Response format: Special system prompt + extended <think> reasoning trace + </think> final answer.
Key requirement: DeepSeek recommends a minimum context window of 384K tokens for Think Max, as the reasoning trace can be extremely long for hard problems.
Best for:
- Competition-level math (IMO, HMMT, Putnam)
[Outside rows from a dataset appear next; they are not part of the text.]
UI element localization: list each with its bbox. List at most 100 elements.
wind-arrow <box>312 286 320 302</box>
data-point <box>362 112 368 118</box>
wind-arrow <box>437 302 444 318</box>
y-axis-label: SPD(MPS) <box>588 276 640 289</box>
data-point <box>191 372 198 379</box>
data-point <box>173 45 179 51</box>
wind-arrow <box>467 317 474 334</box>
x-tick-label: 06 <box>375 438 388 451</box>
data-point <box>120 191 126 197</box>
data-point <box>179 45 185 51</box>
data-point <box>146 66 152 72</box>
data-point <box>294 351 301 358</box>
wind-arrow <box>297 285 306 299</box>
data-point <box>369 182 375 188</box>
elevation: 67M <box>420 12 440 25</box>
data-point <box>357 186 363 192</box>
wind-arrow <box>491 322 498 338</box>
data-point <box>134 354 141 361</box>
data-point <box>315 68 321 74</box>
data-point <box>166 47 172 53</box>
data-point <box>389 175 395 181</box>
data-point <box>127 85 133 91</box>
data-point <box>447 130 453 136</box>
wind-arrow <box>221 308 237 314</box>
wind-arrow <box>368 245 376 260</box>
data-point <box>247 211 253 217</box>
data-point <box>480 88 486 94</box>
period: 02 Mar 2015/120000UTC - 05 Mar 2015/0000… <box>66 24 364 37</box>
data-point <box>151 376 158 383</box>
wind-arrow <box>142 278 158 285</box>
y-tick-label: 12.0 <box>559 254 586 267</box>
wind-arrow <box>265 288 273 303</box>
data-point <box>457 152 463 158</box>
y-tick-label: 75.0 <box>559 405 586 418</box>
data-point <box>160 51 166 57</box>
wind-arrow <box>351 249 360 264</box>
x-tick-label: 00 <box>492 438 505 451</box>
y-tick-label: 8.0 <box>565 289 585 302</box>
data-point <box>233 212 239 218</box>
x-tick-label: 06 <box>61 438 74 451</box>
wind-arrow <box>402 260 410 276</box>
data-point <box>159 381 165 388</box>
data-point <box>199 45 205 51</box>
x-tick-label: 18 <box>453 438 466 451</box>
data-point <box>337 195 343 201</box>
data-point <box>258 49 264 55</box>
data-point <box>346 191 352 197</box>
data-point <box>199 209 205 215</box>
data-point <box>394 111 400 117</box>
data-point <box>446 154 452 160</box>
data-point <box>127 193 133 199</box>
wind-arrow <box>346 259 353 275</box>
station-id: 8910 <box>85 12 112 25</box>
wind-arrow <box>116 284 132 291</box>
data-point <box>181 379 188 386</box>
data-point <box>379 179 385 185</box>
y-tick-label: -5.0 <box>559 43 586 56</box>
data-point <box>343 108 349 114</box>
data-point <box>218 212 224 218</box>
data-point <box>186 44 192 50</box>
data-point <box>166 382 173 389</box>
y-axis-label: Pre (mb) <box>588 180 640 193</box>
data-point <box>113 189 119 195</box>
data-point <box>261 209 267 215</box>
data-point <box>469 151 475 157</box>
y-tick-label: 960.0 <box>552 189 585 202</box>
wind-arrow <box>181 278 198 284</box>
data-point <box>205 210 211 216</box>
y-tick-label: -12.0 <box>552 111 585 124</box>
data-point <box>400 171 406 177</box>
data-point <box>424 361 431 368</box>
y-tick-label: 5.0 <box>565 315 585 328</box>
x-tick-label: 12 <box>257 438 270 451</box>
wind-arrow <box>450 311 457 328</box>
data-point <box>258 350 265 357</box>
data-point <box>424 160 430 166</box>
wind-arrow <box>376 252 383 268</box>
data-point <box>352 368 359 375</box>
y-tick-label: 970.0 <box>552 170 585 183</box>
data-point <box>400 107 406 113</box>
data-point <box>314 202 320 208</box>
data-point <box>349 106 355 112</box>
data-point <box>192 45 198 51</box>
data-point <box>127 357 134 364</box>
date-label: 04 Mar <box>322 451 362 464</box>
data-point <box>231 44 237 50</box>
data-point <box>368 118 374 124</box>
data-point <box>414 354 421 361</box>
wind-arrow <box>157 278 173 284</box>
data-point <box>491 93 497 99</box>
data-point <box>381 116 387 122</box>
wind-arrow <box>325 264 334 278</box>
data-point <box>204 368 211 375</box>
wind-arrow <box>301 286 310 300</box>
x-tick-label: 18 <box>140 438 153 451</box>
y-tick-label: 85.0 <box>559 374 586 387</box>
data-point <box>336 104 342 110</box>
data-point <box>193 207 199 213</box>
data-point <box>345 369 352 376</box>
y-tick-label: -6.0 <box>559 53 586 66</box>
- Frontier software engineering challenges
- Scientific hypothesis generation and analysis
- Any task where getting the right answer matters more than speed or cost
API configuration (outline):
THINK_MAX_SYSTEM_PROMPT = "..." # Use exact prompt from api-docs.deepseek.com/guides/thinking_mode
response = client.chat.completions.create(
model="deepseek-v4-pro",
messages=[
{"role": "system", "content": THINK_MAX_SYSTEM_PROMPT},
{"role": "user", "content": "Prove that there are infinitely many primes."}
],
max_tokens=32768, # Large output allowance for extended reasoning
extra_body={"thinking": {"type": "max"}}
)
Benchmark: The Impact of Reasoning Mode
The table below compares V4-Flash across all three modes — a striking demonstration of how reasoning depth affects performance:
| Benchmark | Flash Non-Think | Flash Think High | Flash Think Max |
|---|---|---|---|
| MMLU-Pro | 83.0% | 86.4% | 86.2% |
| GPQA Diamond | 71.2% | 87.4% | 88.1% |
| HLE | 8.1% | 29.4% | 34.8% |
| LiveCodeBench | 55.2% | 88.4% | 91.6% |
| Codeforces Rating | N/A | 2816 | 3052 |
| HMMT 2026 Feb | 40.8% | 91.9% | 94.8% |
Even V4-Flash in Think Max mode achieves Codeforces 3052 — competitive with Gemini-3.1-Pro and only 154 points below V4-Pro-Max. This demonstrates that the thinking architecture is fundamental to the model's capability leap.
When Does Each Mode Make Sense Economically?
Because Think Max generates longer reasoning traces, it consumes more output tokens:
| Mode | Approx. Tokens per Response | Cost per Query (V4-Flash) |
|---|---|---|
| Non-think | ~200–500 | ~$0.0001 |
| Think High | ~2,000–8,000 | ~$0.0010 |
| Think Max | ~8,000–50,000 | ~$0.005–$0.014 |
Even in Think Max mode, V4-Flash is exceptionally affordable. A challenging reasoning problem might cost $0.01–$0.05 per query — a fraction of what closed-source models charge for basic responses.
Multi-Turn Conversations and Mode Switching
You can switch reasoning modes between turns in a multi-turn conversation. For example:
- Use Non-think for casual exchanges and context-building turns
- Switch to Think High when a complex question arises
- Escalate to Think Max for the most demanding tasks
Platforms like Framia.pro that orchestrate multi-step AI creative workflows can leverage this tiering — using fast non-think responses for routine steps and escalating to Think Max when a task requires the model's deepest capabilities.
Conclusion
DeepSeek V4's three reasoning modes give developers and users an unprecedented level of control over the performance-cost-latency trade-off. Non-think delivers instant responses; Think High balances speed and accuracy; Think Max pushes the model to its absolute limits. The result is a single model that can serve everything from trivial autocomplete to competition-level mathematical reasoning — all within the same API.